An exploration of all the strategy games on the Apple App Store, presenting some interesting findings and insights. (Please refer to Jupyter notebook for complete details, models and explanations)
The project is split in two sections : In parts 1 to 4, all features of the entire dataset are used to predict the 'Average User Rating' of the games. Data cleaning, pre-processing, exploratory data analysis, feature engineering, model selection and model validation were performed. We applied methods like logistic regression and random forest to perform the classification. Cross-validation was used for model selection. For the second section of the project some known and popular natural language processing methods were used to predict the same 'Average User Rating' using the description of the game. The methods applied include count vectorization, tf-idf vectorization and Doc2Vec embeddings. The models used include Naive Bayes, Support Vector Machine and Logistic Regression. We also employed k-means for the clustering, and PCA/t-SNE for dimensionality reduction.

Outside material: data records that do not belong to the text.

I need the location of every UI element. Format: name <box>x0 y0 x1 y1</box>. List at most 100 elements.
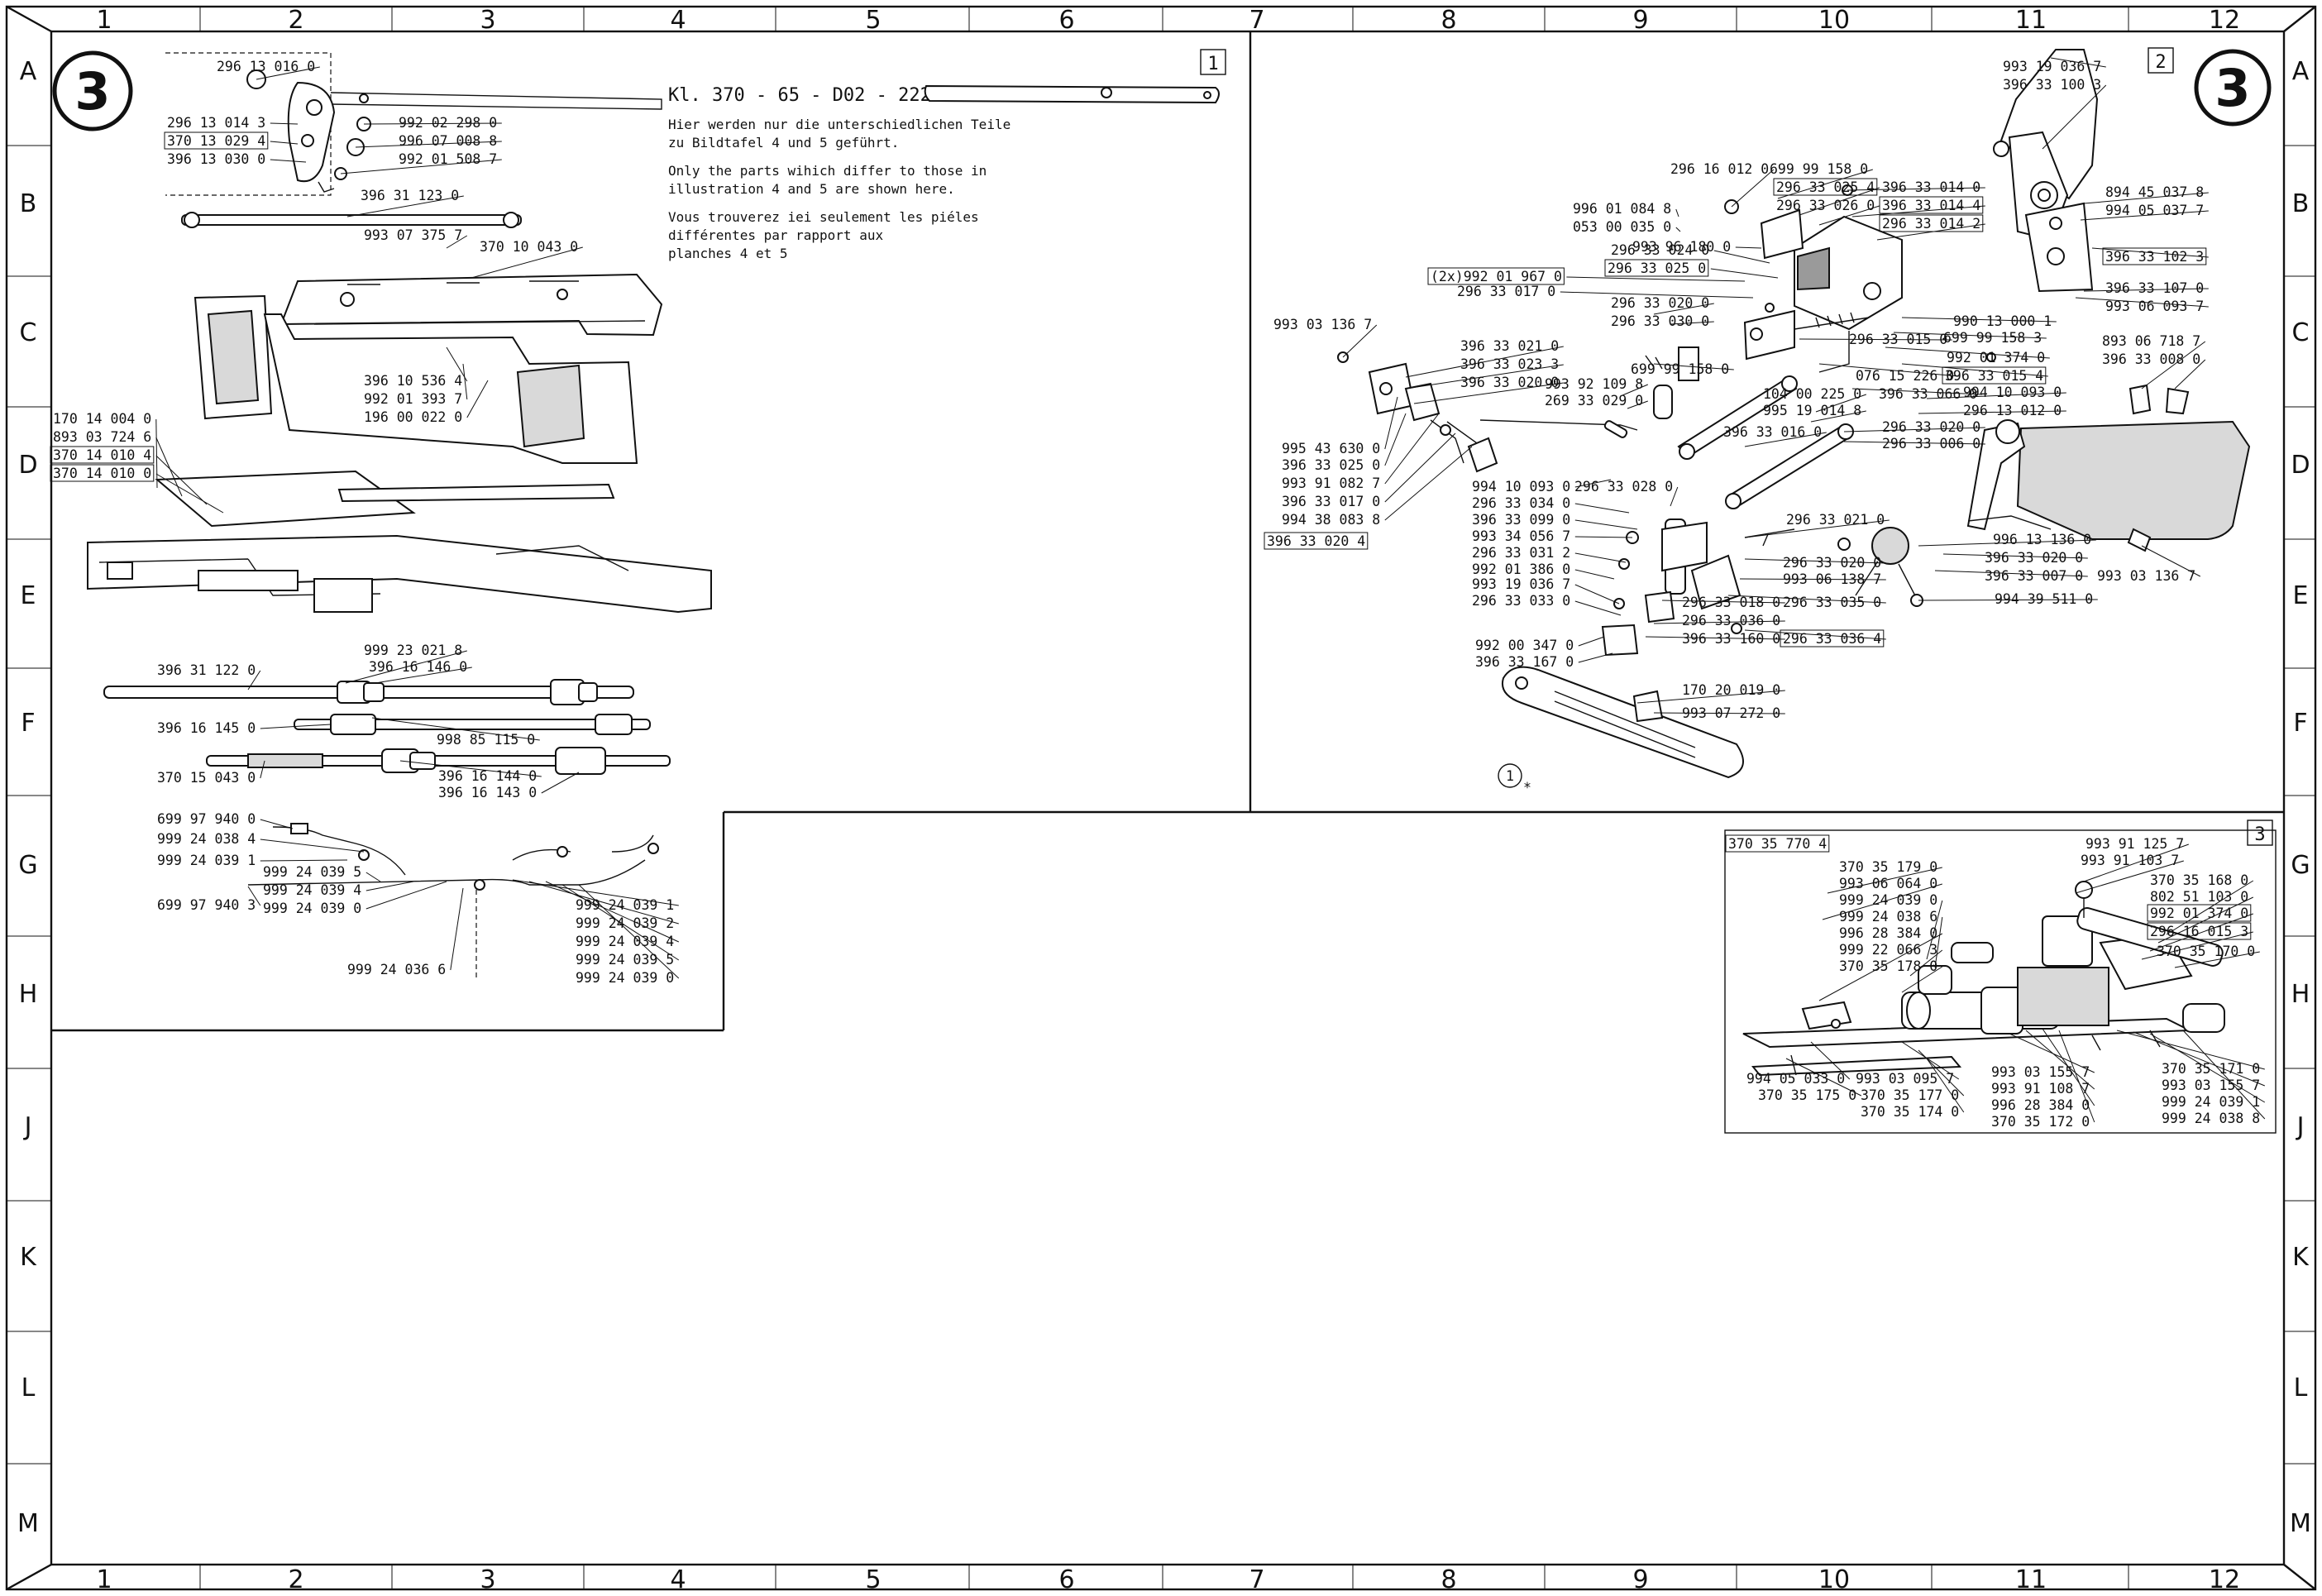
panel3-part-number: 370 35 171 0 <box>2162 1061 2260 1077</box>
panel1-part-number: 370 10 043 0 <box>480 239 578 255</box>
panel2-part-number: 396 33 107 0 <box>2105 280 2204 296</box>
panel3-part-number: 370 35 179 0 <box>1839 859 1937 875</box>
row-label-left-j: J <box>23 1112 32 1141</box>
panel2-part-label: 396 33 167 0 <box>1475 652 1613 670</box>
panel1-part-number: 296 13 016 0 <box>217 59 315 74</box>
row-label-left-m: M <box>17 1509 39 1538</box>
row-label-right-h: H <box>2291 980 2310 1009</box>
panel3-part-number: 999 22 066 3 <box>1839 942 1937 958</box>
row-label-right-e: E <box>2293 581 2309 610</box>
column-label-top-12: 12 <box>2209 6 2240 35</box>
panel2-part-number: 396 33 016 0 <box>1723 424 1822 440</box>
panel1-part-label: 999 24 039 1 <box>157 853 348 868</box>
panel1-part-label: 396 10 536 4 <box>364 346 468 389</box>
panel3-part-label: 996 28 384 0 <box>1818 925 1943 1001</box>
panel1-part-label: 396 31 123 0 <box>346 188 464 217</box>
column-label-top-2: 2 <box>288 6 303 35</box>
panel2-part-number: 993 03 136 7 <box>1273 317 1372 332</box>
panel2-part-label: 296 33 024 0 <box>1611 242 1770 264</box>
panel2-part-label: 296 33 014 2 <box>1876 214 1985 241</box>
panel2-part-label: 396 33 066 0 <box>1851 386 1982 402</box>
column-label-bottom-4: 4 <box>670 1565 686 1594</box>
panel3-part-number: 999 24 038 8 <box>2162 1111 2260 1126</box>
panel2-part-label: 396 33 016 0 <box>1723 424 1827 447</box>
knee-lever <box>165 52 371 196</box>
panel2-part-label: 396 33 021 0 <box>1405 338 1564 378</box>
scrap-tray <box>1855 419 2251 607</box>
svg-text:3: 3 <box>74 61 110 122</box>
panel3-part-number: 993 91 108 7 <box>1991 1081 2090 1097</box>
panel1-part-label: 296 13 014 3 <box>167 115 299 131</box>
panel1-part-number: 999 24 039 2 <box>576 915 674 931</box>
column-label-top-7: 7 <box>1249 6 1264 35</box>
svg-text:planches 4 et 5: planches 4 et 5 <box>668 246 788 261</box>
panel2-part-number: 296 33 024 0 <box>1611 242 1709 258</box>
panel1-part-label: 996 07 008 8 <box>355 133 502 149</box>
panel1-part-number: 396 16 144 0 <box>438 768 537 784</box>
row-label-right-c: C <box>2292 318 2310 347</box>
panel2-part-number: 396 33 023 3 <box>1460 356 1559 372</box>
panel2-part-number: 296 33 036 4 <box>1783 631 1881 647</box>
row-label-right-d: D <box>2291 451 2310 480</box>
panel2-part-label: 296 33 033 0 <box>1472 593 1622 616</box>
panel2-part-number: 396 33 020 0 <box>1460 375 1559 390</box>
feed-lever <box>1645 303 1870 419</box>
panel-number-2: 2 <box>2148 47 2174 74</box>
panel3-part-number: 993 91 125 7 <box>2086 836 2184 852</box>
panel2-part-label: 995 19 014 8 <box>1763 403 1866 423</box>
svg-text:3: 3 <box>2254 824 2265 845</box>
panel2-part-number: 296 33 026 0 <box>1776 198 1875 213</box>
panel2-part-label: 396 33 008 0 <box>2102 351 2206 389</box>
panel3-part-label: 993 06 064 0 <box>1822 876 1942 920</box>
panel2-part-label: 396 33 020 4 <box>1264 532 1369 550</box>
panel2-part-label: 296 33 028 0 <box>1574 479 1679 507</box>
panel-1-label-group: 296 13 016 0 296 13 014 3 370 13 029 4 396 … <box>50 59 680 986</box>
panel1-part-number: 992 01 393 7 <box>364 391 462 407</box>
panel2-part-number: 296 33 036 0 <box>1682 613 1780 628</box>
center-block <box>1601 518 1851 657</box>
panel3-part-number: 996 28 384 0 <box>1991 1097 2090 1113</box>
panel2-part-label: 396 33 015 4 <box>1901 363 2048 385</box>
panel1-part-number: 999 24 039 5 <box>576 952 674 968</box>
panel2-part-label: 296 33 026 0 <box>1776 198 1880 226</box>
panel3-part-number: 370 35 172 0 <box>1991 1114 2090 1130</box>
rod-upper <box>181 212 522 228</box>
column-label-top-8: 8 <box>1440 6 1456 35</box>
panel2-part-label: 396 33 007 0 <box>1934 568 2088 584</box>
panel1-part-number: 999 24 039 0 <box>576 970 674 986</box>
panel2-part-number: 994 05 037 7 <box>2105 203 2204 218</box>
panel1-part-number: 196 00 022 0 <box>364 409 462 425</box>
panel2-part-label: 994 38 083 8 <box>1282 446 1473 528</box>
panel1-part-number: 999 24 039 4 <box>263 882 361 898</box>
panel2-part-number: 993 19 036 7 <box>1472 576 1570 592</box>
panel1-part-label: 396 31 122 0 <box>157 662 261 690</box>
column-label-top-11: 11 <box>2015 6 2047 35</box>
panel2-part-number: 296 33 020 0 <box>1882 419 1980 435</box>
panel2-part-number: 995 19 014 8 <box>1763 403 1861 418</box>
panel2-part-number: 296 33 021 0 <box>1786 512 1885 528</box>
svg-text:1: 1 <box>1506 768 1514 784</box>
panel1-part-number: 370 13 029 4 <box>167 133 265 149</box>
panel3-part-label: 999 24 038 8 <box>2162 1030 2266 1126</box>
panel1-part-label: 998 85 115 0 <box>371 717 540 748</box>
panel2-part-number: 396 33 014 0 <box>1882 179 1980 195</box>
panel3-part-number: 992 01 374 0 <box>2150 906 2248 921</box>
panel2-part-number: 894 45 037 8 <box>2105 184 2204 200</box>
panel2-part-number: 992 01 386 0 <box>1472 561 1570 577</box>
panel2-part-label: 296 33 018 0 <box>1661 595 1785 610</box>
row-label-right-g: G <box>2291 851 2310 880</box>
panel2-part-number: 994 10 093 0 <box>1472 479 1570 495</box>
panel1-part-label: 999 24 039 0 <box>263 881 447 916</box>
panel2-part-number: 993 06 138 7 <box>1783 571 1881 587</box>
panel1-part-label: 699 97 940 0 <box>157 811 294 829</box>
panel3-part-label: 370 35 172 0 <box>1991 1030 2095 1130</box>
panel2-part-label: 993 34 056 7 <box>1472 528 1633 544</box>
panel2-part-number: 396 33 020 0 <box>1985 550 2083 566</box>
panel2-part-label: 993 06 093 7 <box>2075 297 2209 314</box>
panel2-part-number: 396 33 021 0 <box>1460 338 1559 354</box>
panel2-part-number: 995 43 630 0 <box>1282 441 1380 456</box>
machine-arm <box>194 273 663 464</box>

Here are the highlights of some of the interesting findings based on our analysis.
- Games larger in size are likely to receive higher average user ratings.
- Games that are well-maintained and regularly updated are likely to be rated higher than those without regular updates.
- Age groups of 4+ are the most targeted audiences for game developers.
- A huge majority of strategy games are still below <250MB in size, which indicates that not all users like heavy games.
- In 2019, a very high number of strategy games got introduced in the App Store which indicates a higher demand for this sector.